An ideal AI system would be useful immediately upon deployment in a new environment, and would become more useful as it gained experience there. Consider for example a household robot deployed in a new home. Ideally, the new owner could turn the robot on and ask it to get started, say, by cleaning the bathroom. The robot would use general knowledge about household layouts to find the bathroom and cleaning supplies. As it carried out this task, it would gather information for use in later tasks, noting for example where the clothes hampers are in the rooms it passes. When faced with its next task, say, doing the laundry, it would use its newfound knowledge of the hamper locations to efficiently collect the laundry. Humans make this kind of rapid task-solving in novel environments (RTS) look easy (Lake et al., 2017) , but as yet it remains an aspiration for AI. Prominent deep RL systems display some of the key abilities required, namely, exploration and planning. But, they need many episodes over which to explore (Ecoffet et al., 2019; Badia et al., 2020) and to learn models for planning (Schrittwieser et al., 2019) . This is in part because they treat each new environment in isolation, relying on generic exploration and planning algorithms. We propose to overcome this limitation by treating RTS as a meta-reinforcement learning (RL) problem, where agents learn exploration policies and planning algorithms from a distribution over RTS challenges. Our contributions are to: 1. Develop two domains for studying meta-learned RTS: the minimal and interpretable Mem-ory&Planning Game and the scaled-up One-Shot StreetLearn. 2. Show that previous meta-RL agents fail at RTS because of limitations in their ability to plan using recently gathered information. 4. Show that EPNs learn exploration and planning algorithms that generalize to larger problems than those seen in training. 5. Demonstrate that EPNs learn a value iteration-like planning algorithm that iteratively propagates information about state-state connectivity outward from the goal state.

2. PROBLEM FORMULATION

Our objective is to build agents that can maximize reward over a sequence of tasks in a novel environment. Our basic approach is to have agents learn to do this through exposure to distributions over multi-task environments. To define such a distribution, we first formalize the notion of an environment e as a 4-tuple (S, A, P a , R) consisting of states, actions, a state-action transition function, and a distribution over reward functions. We then define the notion of a task t in environment e as a Markov decision process (MDP) (S, A, P a , r) that results from sampling a reward function r from R. We can now define a framework for learning to solve tasks in novel environments as a simple generalization of the popular meta-RL framework (Wang et al., 2017; Duan et al., 2016) . In meta-RL, the agent is trained on MDPs (S, A, P a , r) sampled from a task distribution D. In the rapid task-solving in novel environments (RTS) paradigm, we instead sample problems by first sampling an environment e from an environment distribution E, then sequentially sampling tasks, i.e. MDPs, from that environment's reward function distribution (see Figure 1 ). An agent can be trained for RTS by maximizing the following objective: E e∼E [E r∼Re [J e,r (θ)]], where J e,r is the expected reward in environment e with reward function r. When there is only one reward function per environment, the inner expectation disappears and we recover the usual meta-RL objective E e∼E [J e (θ)]. RTS can be viewed as meta-RL with the added complication that the reward function changes within the inner learning loop.

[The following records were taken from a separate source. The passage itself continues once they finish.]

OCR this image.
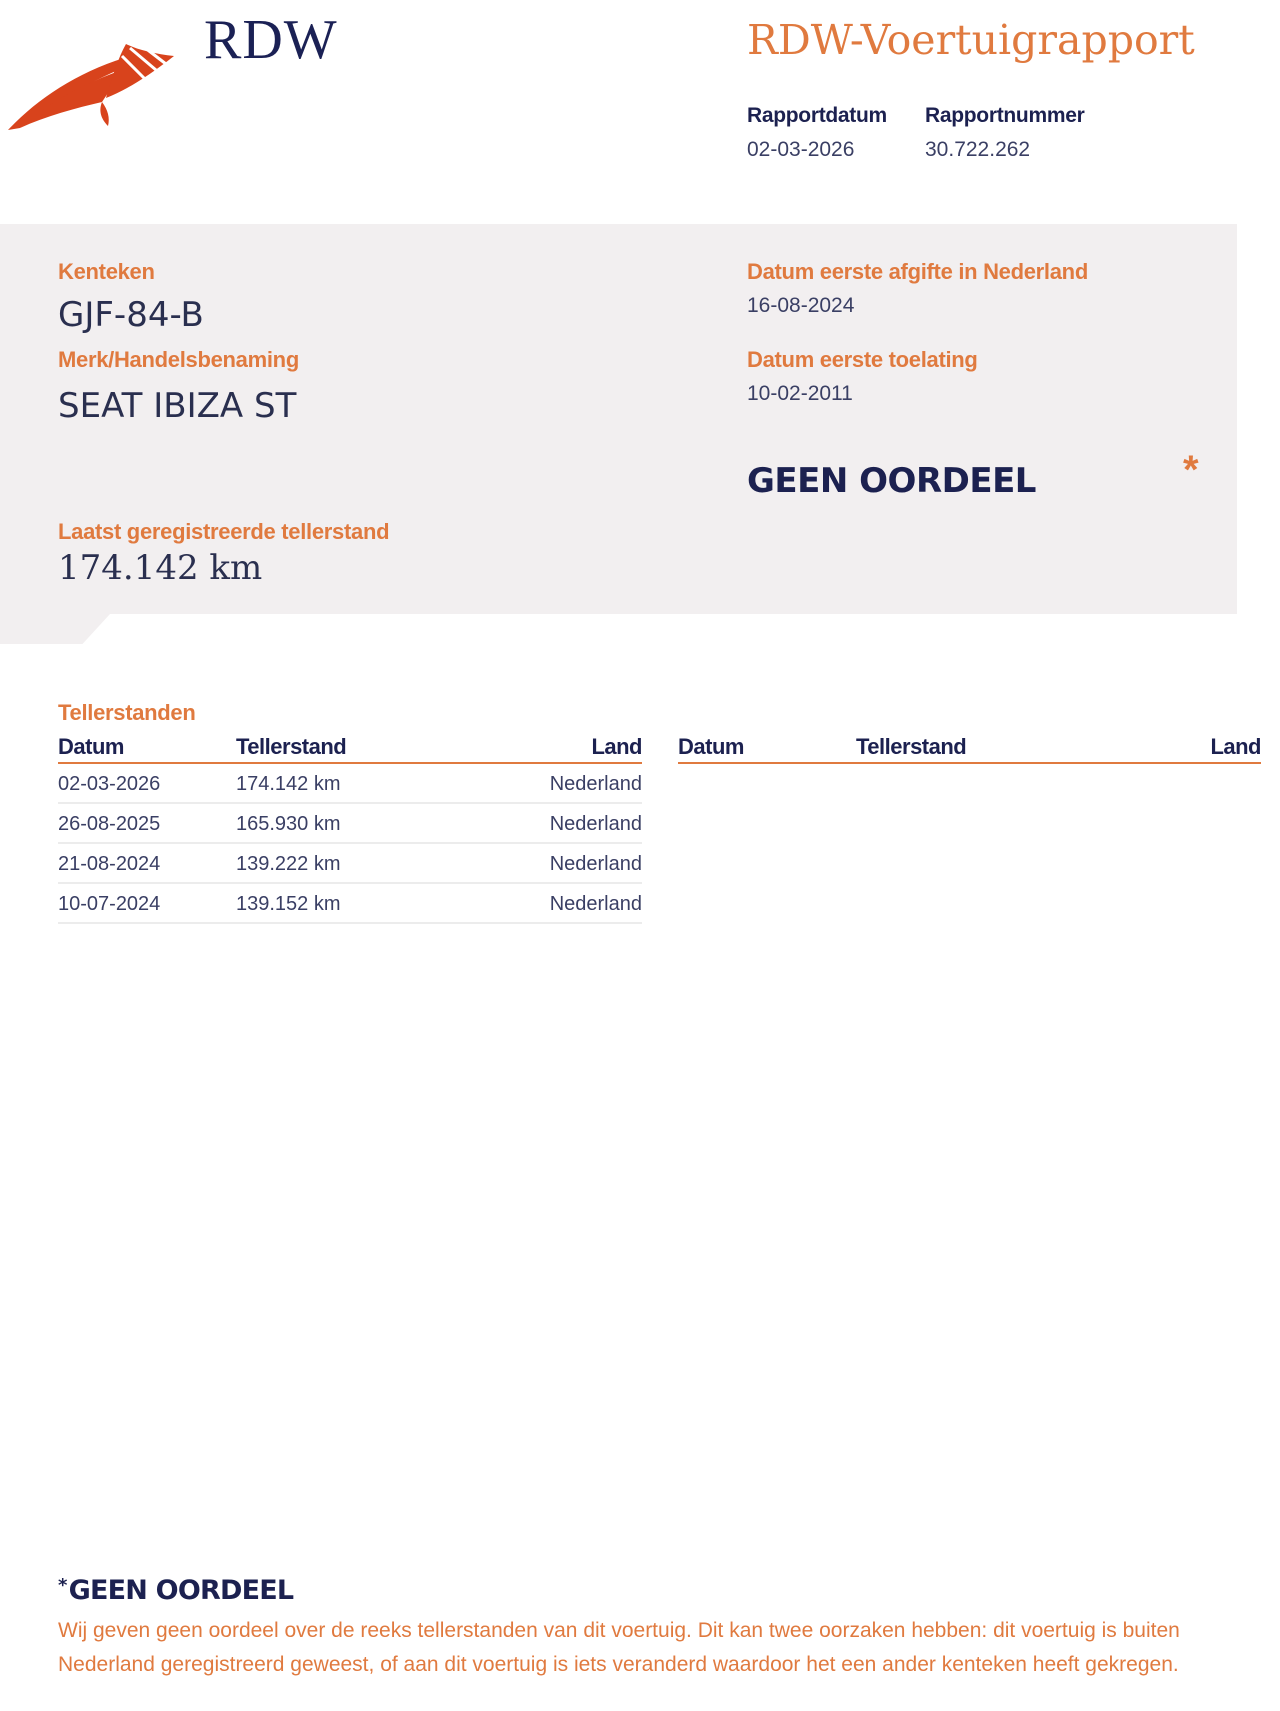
RDW	RDW-Voertuigrapport
Rapportdatum
02-03-2026
Rapportnummer
30.722.262
Kenteken
GJF-84-B
Merk/Handelsbenaming
SEAT IBIZA ST
Datum eerste afgifte in Nederland
16-08-2024
Datum eerste toelating
10-02-2011
GEEN OORDEEL	*
Laatst geregistreerde tellerstand
174.142 km
Tellerstanden
Datum	Tellerstand	Land
02-03-2026	174.142 km	Nederland
26-08-2025	165.930 km	Nederland
21-08-2024	139.222 km	Nederland
10-07-2024	139.152 km	Nederland
Datum	Tellerstand	Land
*GEEN OORDEEL
Wij geven geen oordeel over de reeks tellerstanden van dit voertuig. Dit kan twee oorzaken hebben: dit voertuig is buiten Nederland geregistreerd geweest, of aan dit voertuig is iets veranderd waardoor het een ander kenteken heeft gekregen.
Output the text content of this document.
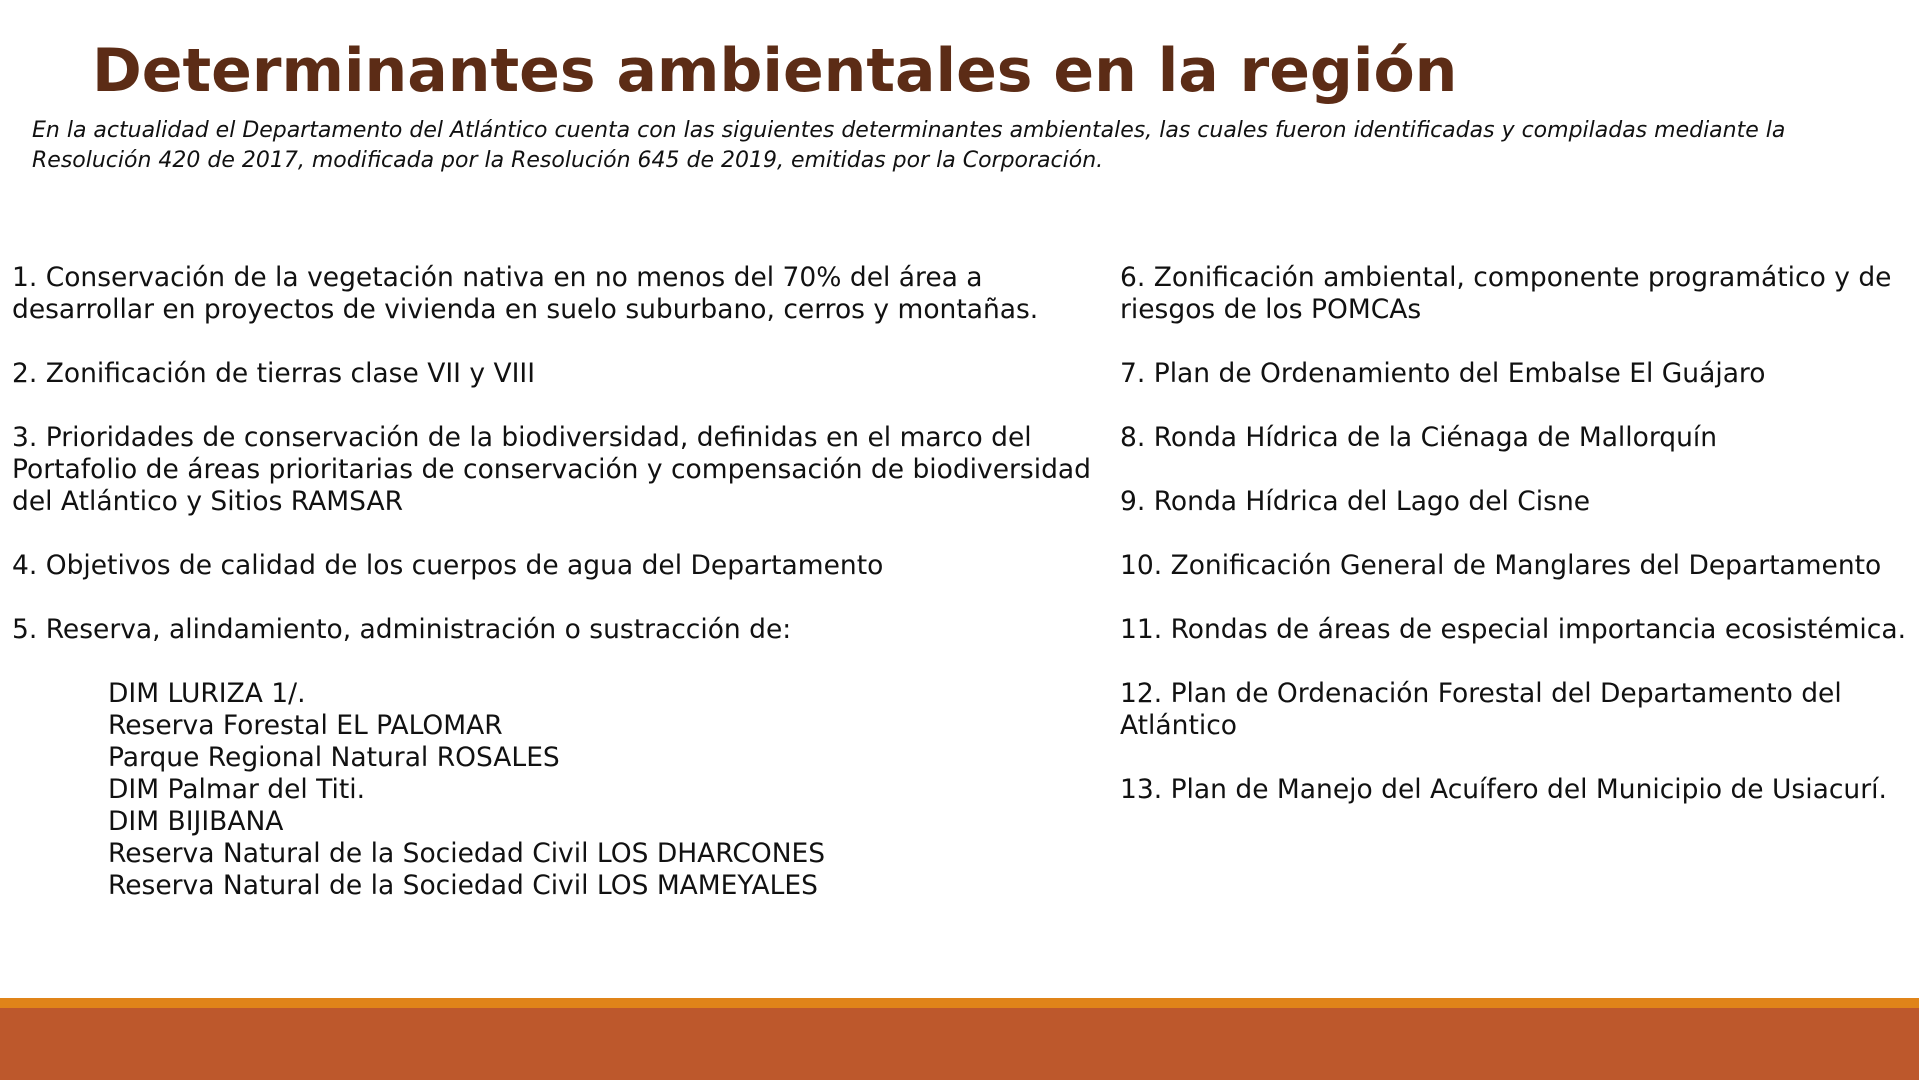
Determinantes ambientales en la región

En la actualidad el Departamento del Atlántico cuenta con las siguientes determinantes ambientales, las cuales fueron identificadas y compiladas mediante la Resolución 420 de 2017, modificada por la Resolución 645 de 2019, emitidas por la Corporación.

1. Conservación de la vegetación nativa en no menos del 70% del área a desarrollar en proyectos de vivienda en suelo suburbano, cerros y montañas.
2. Zonificación de tierras clase VII y VIII
3. Prioridades de conservación de la biodiversidad, definidas en el marco del Portafolio de áreas prioritarias de conservación y compensación de biodiversidad del Atlántico y Sitios RAMSAR
4. Objetivos de calidad de los cuerpos de agua del Departamento
5. Reserva, alindamiento, administración o sustracción de:
DIM LURIZA 1/.
Reserva Forestal EL PALOMAR
Parque Regional Natural ROSALES
DIM Palmar del Titi.
DIM BIJIBANA
Reserva Natural de la Sociedad Civil LOS DHARCONES
Reserva Natural de la Sociedad Civil LOS MAMEYALES
6. Zonificación ambiental, componente programático y de riesgos de los POMCAs
7. Plan de Ordenamiento del Embalse El Guájaro
8. Ronda Hídrica de la Ciénaga de Mallorquín
9. Ronda Hídrica del Lago del Cisne
10. Zonificación General de Manglares del Departamento
11. Rondas de áreas de especial importancia ecosistémica.
12. Plan de Ordenación Forestal del Departamento del Atlántico
13. Plan de Manejo del Acuífero del Municipio de Usiacurí.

Figure 1: (a) Rapid Task Solving in Novel Environments (RTS) setup. A new environment is sampled in every episode. Each episode consists of a sequence of tasks which are defined by sampling a new goal state and a new initial state. The agent has a fixed number of steps per episode to complete as many tasks as possible. (b) Episodic Planning Network (EPN) architecture. The EPN uses multiple iterations of a single shared self-attention function over memories retrieved from an episodic storage.